Lee Morgan - The Gigolo

Lee Morgan
The Gigolo

Released 1965 on Blue Note
Reviewed by dave clarkson, 27/03/2006ce

Yes I Can, No You Can't
The Gigolo
You Go To My Head

Personnel: Lee Morgan (trumpet); Wayne Shorter (tenor saxophone); Harold Mabern (piano); Bob Cranshaw (acoustic bass); Billy Higgins (drums). Producer: Alfred Lion. Recorded at the Van Gelder Studio, Englewood Cliffs, New Jersey on June 25 and July 1, 1965.

A musical enigma, Edward Lee Morgan recorded 25 solo albums and more as a sideman between the age of 18 and 33. Born in Philadelphia on July 10, 1938, he began playing live at the age of 15 after he was exposed to a wide variety of jazz music. Aged 18, he played in Art Blakeys' Jazz Messengers until 1961 and also found time to perform as a sideman on John Coltrane's classic 'Blue Train' album, as well as with Jimmy Smith. He moved to New York City following problems with heroin and recorded with avant-gardist Grachan Moncur on the trombonist's debut 'Evolution', before finding success with his first solo recording, 'the Sidewinder', which became his greatest commercial record. Throughout the 1960's, his compositions were increasingly modal and free-form, stretching the boundaries of hard bop, boogaloo and electrified fusion. Morgan's recorded less at the end of the ‘60s but continued to tour with a regular group that prominently featured saxophonist Bennie Maupin.

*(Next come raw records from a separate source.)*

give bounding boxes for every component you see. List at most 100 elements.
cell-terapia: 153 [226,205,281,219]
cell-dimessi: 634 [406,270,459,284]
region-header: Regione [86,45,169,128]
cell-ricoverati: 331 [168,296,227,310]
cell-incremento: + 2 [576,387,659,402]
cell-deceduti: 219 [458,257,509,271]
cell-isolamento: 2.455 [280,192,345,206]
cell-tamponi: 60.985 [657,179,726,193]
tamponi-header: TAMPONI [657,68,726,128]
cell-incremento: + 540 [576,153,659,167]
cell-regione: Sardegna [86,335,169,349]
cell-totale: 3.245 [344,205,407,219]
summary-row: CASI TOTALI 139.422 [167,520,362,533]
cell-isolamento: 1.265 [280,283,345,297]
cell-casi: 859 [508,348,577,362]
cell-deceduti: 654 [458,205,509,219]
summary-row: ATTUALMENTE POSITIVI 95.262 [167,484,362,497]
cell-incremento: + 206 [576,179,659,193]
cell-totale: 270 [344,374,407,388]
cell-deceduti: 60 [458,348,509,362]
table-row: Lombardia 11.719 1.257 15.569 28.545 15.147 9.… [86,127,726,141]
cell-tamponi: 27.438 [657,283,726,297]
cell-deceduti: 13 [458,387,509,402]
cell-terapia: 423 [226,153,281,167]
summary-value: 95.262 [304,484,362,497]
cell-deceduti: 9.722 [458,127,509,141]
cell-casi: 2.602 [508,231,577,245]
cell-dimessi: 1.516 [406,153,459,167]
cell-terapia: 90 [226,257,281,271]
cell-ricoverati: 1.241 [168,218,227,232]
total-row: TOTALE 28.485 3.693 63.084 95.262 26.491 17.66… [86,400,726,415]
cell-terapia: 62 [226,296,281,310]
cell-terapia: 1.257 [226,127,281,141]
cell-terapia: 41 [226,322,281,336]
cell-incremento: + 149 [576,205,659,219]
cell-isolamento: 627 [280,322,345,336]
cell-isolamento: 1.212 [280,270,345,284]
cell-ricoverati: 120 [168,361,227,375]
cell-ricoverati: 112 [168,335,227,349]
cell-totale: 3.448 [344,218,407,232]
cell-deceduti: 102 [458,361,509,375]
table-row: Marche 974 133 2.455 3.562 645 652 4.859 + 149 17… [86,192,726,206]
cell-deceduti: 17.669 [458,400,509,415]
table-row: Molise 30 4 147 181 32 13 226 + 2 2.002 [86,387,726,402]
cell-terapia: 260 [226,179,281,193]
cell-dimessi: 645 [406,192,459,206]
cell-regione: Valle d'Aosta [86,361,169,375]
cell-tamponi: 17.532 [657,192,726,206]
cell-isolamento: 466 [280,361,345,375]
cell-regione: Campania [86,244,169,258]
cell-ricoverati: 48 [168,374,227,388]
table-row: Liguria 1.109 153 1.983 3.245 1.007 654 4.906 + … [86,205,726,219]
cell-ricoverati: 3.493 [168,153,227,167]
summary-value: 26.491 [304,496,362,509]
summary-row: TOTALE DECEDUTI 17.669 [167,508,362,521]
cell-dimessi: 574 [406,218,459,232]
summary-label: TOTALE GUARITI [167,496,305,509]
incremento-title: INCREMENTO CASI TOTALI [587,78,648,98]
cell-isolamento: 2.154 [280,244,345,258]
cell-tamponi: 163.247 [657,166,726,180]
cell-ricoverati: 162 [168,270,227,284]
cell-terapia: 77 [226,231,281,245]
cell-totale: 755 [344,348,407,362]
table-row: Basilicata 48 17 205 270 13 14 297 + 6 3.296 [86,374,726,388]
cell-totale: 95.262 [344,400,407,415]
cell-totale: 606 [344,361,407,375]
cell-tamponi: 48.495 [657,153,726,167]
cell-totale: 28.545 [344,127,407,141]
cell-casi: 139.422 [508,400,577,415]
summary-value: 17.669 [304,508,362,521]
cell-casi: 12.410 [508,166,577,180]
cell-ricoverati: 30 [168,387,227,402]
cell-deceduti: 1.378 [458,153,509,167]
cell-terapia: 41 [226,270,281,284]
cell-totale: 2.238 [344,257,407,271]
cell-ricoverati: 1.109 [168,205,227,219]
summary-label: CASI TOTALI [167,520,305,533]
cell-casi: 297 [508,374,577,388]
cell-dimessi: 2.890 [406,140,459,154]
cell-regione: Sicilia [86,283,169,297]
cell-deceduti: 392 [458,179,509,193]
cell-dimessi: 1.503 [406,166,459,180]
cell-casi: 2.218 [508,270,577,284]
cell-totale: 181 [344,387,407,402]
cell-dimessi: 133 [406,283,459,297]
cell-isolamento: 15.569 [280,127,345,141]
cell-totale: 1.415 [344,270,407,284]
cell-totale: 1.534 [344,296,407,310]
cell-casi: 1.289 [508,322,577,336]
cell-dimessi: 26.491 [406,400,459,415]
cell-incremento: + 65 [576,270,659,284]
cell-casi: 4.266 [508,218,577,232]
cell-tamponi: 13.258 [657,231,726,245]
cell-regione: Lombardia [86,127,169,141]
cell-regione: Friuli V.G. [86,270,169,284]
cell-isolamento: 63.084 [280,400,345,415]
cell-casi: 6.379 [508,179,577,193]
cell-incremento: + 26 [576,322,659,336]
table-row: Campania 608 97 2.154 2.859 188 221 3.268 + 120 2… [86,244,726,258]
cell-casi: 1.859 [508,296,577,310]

'The Gigolo' is a trully unsung album for anyone who may be interested in checking out some classic sixties jazz hard bop music. 'Yes I Can, No You Can't' opens the album with the rhythm section laying down a deep groove. Morgan enters the frame with a swaggering and confident solo. The track takes on a mean and moody feel, more raw and raucous than his previous chickenshack opus, 'The Sidewinder'. 'Trapped' is a bright, straight ahead minor blues which is more urgent than the opening track and has a great feel about it. It is a conventional hard bop track which is reminiscent of Morgan's work with the Jazz Messengers. 'Speedball' is another bop-style blues, but more relaxed, and contains two themes within the song structure. Wayne Shorter plays like a mean mutherfucker on this track and Billy Higgins anchors the whole thing together in a powerful rhythm clinch.

The longest track on the album and the jewel in the crown is the title track. 'The Gigolo' which is a brooding and reflective killer of a track. The resilient bass line and the thunderous kick ass drums underpin the fiery solos from the brass and the overall sound is one of passion and war cry. The title track closely recalls Coltrane‘s 'A Love Supreme' style musical assault by its frenetic runaway train pace. Pianist, Harold Mabern, plays in an evocative and fluent way similar to Coltrane's pianist McCoy Tyner. The track is an absolute masterpiece of compelling block chords and rhythmic tension and worth the price of the disc alone.

'You Go To My Head; which is the only non-original on the album (written by Dizzy Gillespie) is a relatively relaxed closer and a standard jazz ballad.

'The Gigolo' is a jazz masterpiece and an album which deserves the appreciation of an aspiring receptive eclectic beatnik rather than the containment of an old farts jazz crowd which it currently lives within.

On February 19, 1972, Morgan was performing at the New York club 'Slug's' when he was shot and killed by his common-law wife Helen More. Accounts of exactly what happened vary; whether they argued over drugs or Morgan's fidelity remains unknown. Jazz lost a major talent, ending his life at the age of 33. 'The Gigolo' stands as a testament to his legacy.